The cover of this book was gifted to us by an anonymous woodcut print researcher and artist. She produced this piece earlier that year and found this work appropriate to serve as the cover of the book. Wild Grass was also the title of a famous prose collection by Lu Xun. The book was ‘published’ a week before Wuhan Lockdown in January 2020. The contributing authors were the first readers of this book, and through this, they became aware of a bigger picture of Jingyun Li event.
Since 2018, 51 Personae has been using “Jingyun Li No. 7” as the address of the project, printed on the copyright page of each 51 Personae work. Ms. Cheng never returned to Shanghai since Covid-19 broke out in 2021.
Emergencies, like most human phenomena, repeat themselves. In the case of Jingyun Li, 51 Personae had attempted to tease out and engage with what constitutes a long-term emergency, an emergency that may not look obvious as an emergency to most people most of the time, but is.

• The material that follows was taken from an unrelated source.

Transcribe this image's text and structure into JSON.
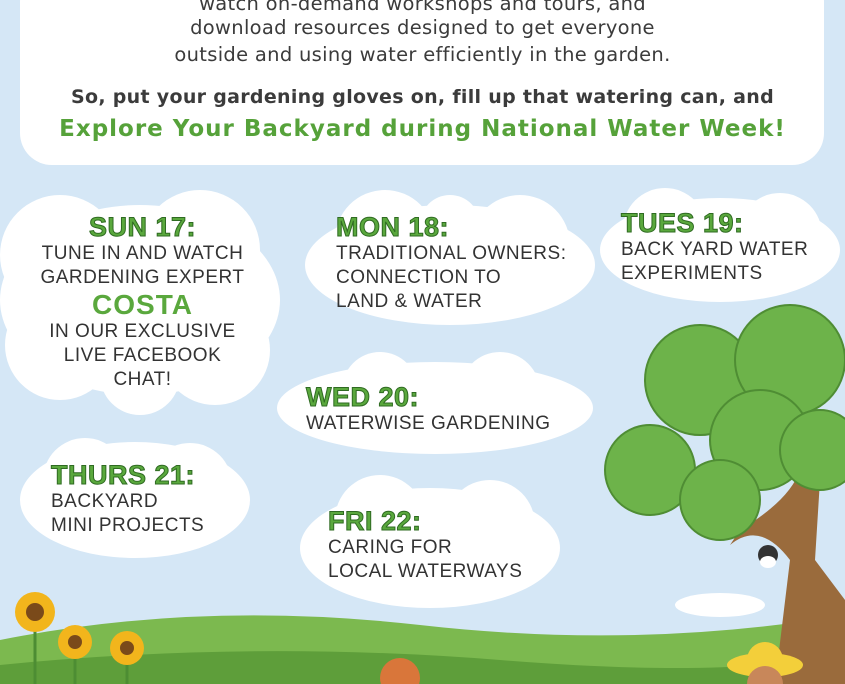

An online Spring Festival Gala attracted more than 5 million participants at the night of 31 March 2022. Starting from midnight of 1 April, the West part of Shanghai (Puxi) went officially into lockdown indefinitely. Before that, the East part of Shanghai (Pudong) had been in lockdown for two weeks. Under an ominous cloud, people had rushed to the markets to get whatever foods available at whatever price.
This online Gala was a playback of Ultra Music Festival 2022 at Bayfront Park (March 25-27) in Miami on an electric music wechat video-channel called Tudi Music. Tudi Music did not expect a viewership of a 5-million strong audience, mostly from Shanghai, who participated with passion and spirits no lower than those in Miami, shaking carrots, cabbages and onions in your hands and calling out the names of the neighbourhoods where they are from. This bottom-up celebration of the uncertainty of the Shanghai 2022 Spring Covid lockdown can be seen as a collective activation of an impending state of emergency.
The lockdown following that midnight lasted for an entire two months, when people were not allowed to leave their apartments or their neighbourhoods. Streets were emptied with only vehicles for emergencies and necessities. The city went vacant and the most only obvious sounds heard were from the sirens of ambulances. The cost of this silent spring in Shanghai is still yet to be documented, recognised, and understood—it needs a long-term effort from artists and cultural workers. I have flashbacks of the scene of Ms. Cheng collecting food with a rope-and- basket from the window of her second floor as I write this photo essay. If that was a moment when a personal experience has the power to infiltrate a small part of the public, then likewise we—drawing from our own daily lives—as witnesses as a city of 25 million to this spring of 2022, have the power to open our eyes and hearts to observe the sufferings of others and think about the mechanism behind the ‘emergencies’.